Lamata (formerly Amormata) is the export arm of Nación de las Verdes Matas, an independent bottler of uncertified mezcales from remote communities across Northern Mexico. The goal of the project is to preserve the “gusto historico”—the liquid culture, terroir and history—unchanged; to ensure the producers receive an equitable share of the profits; and to educate and broaden the horizons of mezcal consumers by sharing these beautiful spirits. In order to protect these natural resources from being over exploited, and to keep small scale production methods intact, typical lots range from 40 liters to 200; US releases are extremely limited.
In the cold mountains of Santiago, a few hours outside Monterrey in the state of Nuevo León, maestro mezcalero Jorge Torres distills one of the most idiosyncratic mezcales you’ll ever try.

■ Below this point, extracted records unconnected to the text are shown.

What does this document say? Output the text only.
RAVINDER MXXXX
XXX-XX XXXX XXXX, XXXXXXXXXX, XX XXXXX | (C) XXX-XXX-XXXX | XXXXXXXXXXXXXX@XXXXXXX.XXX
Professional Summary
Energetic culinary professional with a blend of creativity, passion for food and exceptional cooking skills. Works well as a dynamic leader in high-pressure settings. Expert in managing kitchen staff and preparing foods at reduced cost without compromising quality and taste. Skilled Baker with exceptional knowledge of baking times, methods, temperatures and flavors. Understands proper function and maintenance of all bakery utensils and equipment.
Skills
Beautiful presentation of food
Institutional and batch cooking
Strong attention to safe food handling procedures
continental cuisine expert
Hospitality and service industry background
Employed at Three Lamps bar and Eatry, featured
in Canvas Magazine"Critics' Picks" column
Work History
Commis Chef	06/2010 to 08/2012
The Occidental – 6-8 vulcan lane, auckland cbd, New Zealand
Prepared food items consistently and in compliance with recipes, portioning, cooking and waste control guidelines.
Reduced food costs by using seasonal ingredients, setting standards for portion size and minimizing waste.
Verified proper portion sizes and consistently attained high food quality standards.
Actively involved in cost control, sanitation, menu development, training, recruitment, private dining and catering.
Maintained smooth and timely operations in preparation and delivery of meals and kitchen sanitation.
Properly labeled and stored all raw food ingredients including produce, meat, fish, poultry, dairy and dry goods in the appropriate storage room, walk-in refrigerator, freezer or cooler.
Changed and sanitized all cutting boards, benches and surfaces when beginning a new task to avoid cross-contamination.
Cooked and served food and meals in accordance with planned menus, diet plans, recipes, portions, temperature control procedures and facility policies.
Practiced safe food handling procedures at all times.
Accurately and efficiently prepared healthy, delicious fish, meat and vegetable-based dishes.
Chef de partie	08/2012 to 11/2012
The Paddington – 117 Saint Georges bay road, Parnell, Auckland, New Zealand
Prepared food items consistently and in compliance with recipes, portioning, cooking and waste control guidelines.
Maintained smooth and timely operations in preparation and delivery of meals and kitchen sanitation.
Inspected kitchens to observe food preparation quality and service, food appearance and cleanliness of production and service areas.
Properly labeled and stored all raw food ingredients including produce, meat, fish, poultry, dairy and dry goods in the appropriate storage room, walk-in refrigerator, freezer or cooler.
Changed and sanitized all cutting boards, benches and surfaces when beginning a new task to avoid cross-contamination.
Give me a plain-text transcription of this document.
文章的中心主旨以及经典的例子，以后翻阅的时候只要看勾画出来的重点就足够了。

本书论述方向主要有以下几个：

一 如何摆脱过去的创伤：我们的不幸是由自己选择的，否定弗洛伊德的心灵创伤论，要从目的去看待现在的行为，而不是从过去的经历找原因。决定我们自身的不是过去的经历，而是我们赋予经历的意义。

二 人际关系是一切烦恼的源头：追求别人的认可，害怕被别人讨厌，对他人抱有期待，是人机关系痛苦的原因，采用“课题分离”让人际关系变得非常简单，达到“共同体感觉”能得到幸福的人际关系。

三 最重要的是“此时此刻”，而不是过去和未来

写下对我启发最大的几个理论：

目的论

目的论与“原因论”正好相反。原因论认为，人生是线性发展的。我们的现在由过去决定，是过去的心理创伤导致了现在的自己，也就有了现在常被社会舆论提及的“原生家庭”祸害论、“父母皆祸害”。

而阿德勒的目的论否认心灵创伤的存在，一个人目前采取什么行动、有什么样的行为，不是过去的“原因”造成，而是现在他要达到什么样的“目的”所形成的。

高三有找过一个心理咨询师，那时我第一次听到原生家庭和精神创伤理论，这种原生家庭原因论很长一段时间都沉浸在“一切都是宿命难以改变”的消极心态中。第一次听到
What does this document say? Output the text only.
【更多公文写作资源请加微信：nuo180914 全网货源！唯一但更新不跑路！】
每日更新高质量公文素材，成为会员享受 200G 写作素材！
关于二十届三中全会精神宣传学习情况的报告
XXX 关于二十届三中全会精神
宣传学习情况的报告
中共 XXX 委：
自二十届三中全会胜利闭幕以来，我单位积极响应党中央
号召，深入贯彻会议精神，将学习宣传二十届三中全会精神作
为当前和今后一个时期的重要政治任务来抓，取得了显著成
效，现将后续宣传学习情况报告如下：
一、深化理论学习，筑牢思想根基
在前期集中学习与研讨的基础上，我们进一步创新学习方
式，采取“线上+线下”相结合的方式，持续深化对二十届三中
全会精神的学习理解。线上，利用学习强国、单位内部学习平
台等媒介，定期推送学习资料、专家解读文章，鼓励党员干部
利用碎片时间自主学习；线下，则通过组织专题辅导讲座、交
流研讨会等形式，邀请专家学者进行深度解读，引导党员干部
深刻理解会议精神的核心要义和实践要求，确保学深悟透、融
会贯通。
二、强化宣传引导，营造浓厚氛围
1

Due to the colder climate, Jorge uses a large amount of pulque—the milky white “wine” made from the sap or nectar of the agave—instead of water to ferment the roasted agave for his spirit.
The final mix is only about 40% agave fiber to about 60% pulque. Known as De Castilla, the dominant local agave is a sub-varietal of Agave americana, a species well known in Oaxaca by names like Arroqueño and Pulquero (due to its common use in pulque production).
The cooked agave is hand mashed in a small, rock-lined pit with a wooden mallet similar to a mortar & pestle, before being distilled twice on a traditional copper pot still.
The resulting spirit is a truly anomalous mezcal experience: soft and rich, velvety and peppery, with notes of maiz and just a hint of lactose. Endlessly fascinating.